Mit den „Wattjungs“ das UNESCO-Welterbe erleben
Wer nach Sylt kommt, kann hier nicht nur die einzigartige Dünen- und Heidelandschaft und die für die Insel so charakteristischen breiten Sandstrände erleben. Die Nordseeinsel ist zudem eingebettet in das UNESCO-Welterbe Wattenmeer, das sich über eine rund 11.550 km² große Fläche erstreckt. Sie verbindet Deutschland Dänemark und Holland und beherbergt rund 2.300 Pflanzen- und Tierarten, davon allein über zehn Millionen Vögel auf der ostatlantischen Vogelzug-Route zwischen Afrika und Sibirien. Rund ein Dutzend zertifizierter Nationalpark-Wattführer wie Werner Mansen und Jan Krüger
(www.sylt-wattwanderungen.de) bringen den Sylt-Gästen auf unterschiedlichen Routen und abwechslungsreichen Wanderungen den faszinierenden Lebensraum Wattenmeer näher.
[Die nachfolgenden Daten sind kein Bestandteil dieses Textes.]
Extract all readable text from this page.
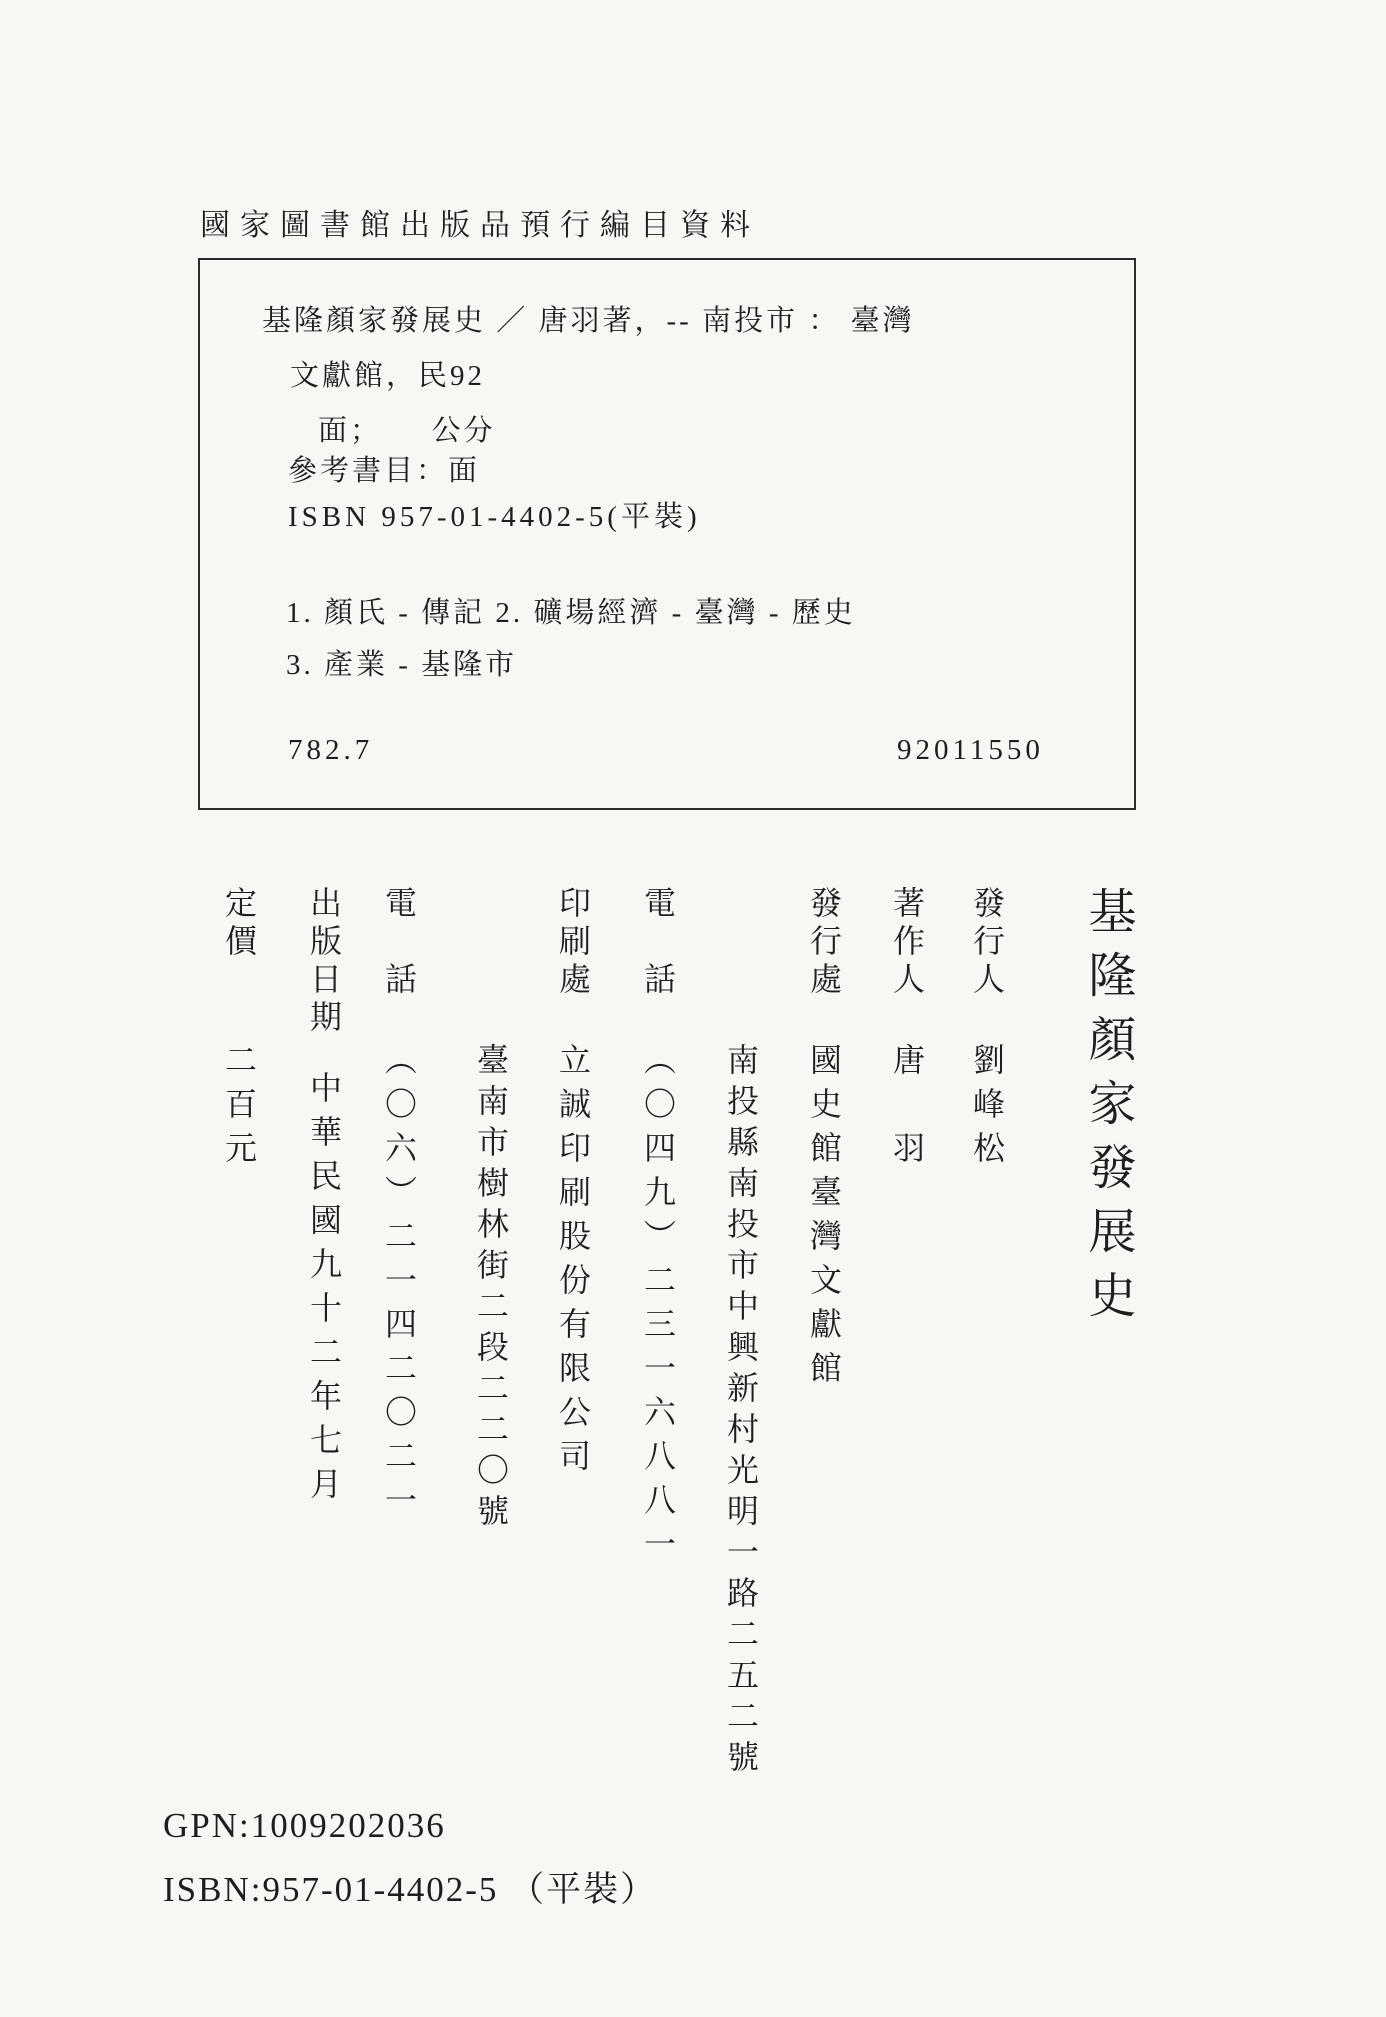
國家圖書館出版品預行編目資料
基隆顏家發展史 ／ 唐羽著，-- 南投市 ： 臺灣
文獻館，民92
面；　　公分
參考書目：面
ISBN 957-01-4402-5(平裝)
1. 顏氏 - 傳記 2. 礦場經濟 - 臺灣 - 歷史
3. 產業 - 基隆市
782.7	92011550
基隆顏家發展史
發行人劉峰松
著作人唐　羽
發行處國史館臺灣文獻館
南投縣南投市中興新村光明一路二五二號
電　話（〇四九）二三一六八八一
印刷處立誠印刷股份有限公司
臺南市樹林街二段二二〇號
電　話（〇六）二一四二〇二一
出版日期中華民國九十二年七月
定價二百元
GPN:1009202036
ISBN:957-01-4402-5 （平裝）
Am 26. Juni 2009 wurde das Nordfriesische Wattenmeer wegen seines „außergewöhnlichen universellen Wertes“ von der UN-Organisation für Erziehung, Wissenschaft und Kultur (UNESCO) als Weltnaturerbe anerkannt. Zeitgleich haben sich die zertifizierten Nationalpark-Wattführer und -Partner im Fachverband der Wattführerinnen und Wattführer im Nationalpark Schleswig-Holsteinisches Wattenmeer e.V., kurz „De Wattenlöpers“, zusammengeschlossen und feiern in diesem Jahr ihr 25-jähriges Bestehen.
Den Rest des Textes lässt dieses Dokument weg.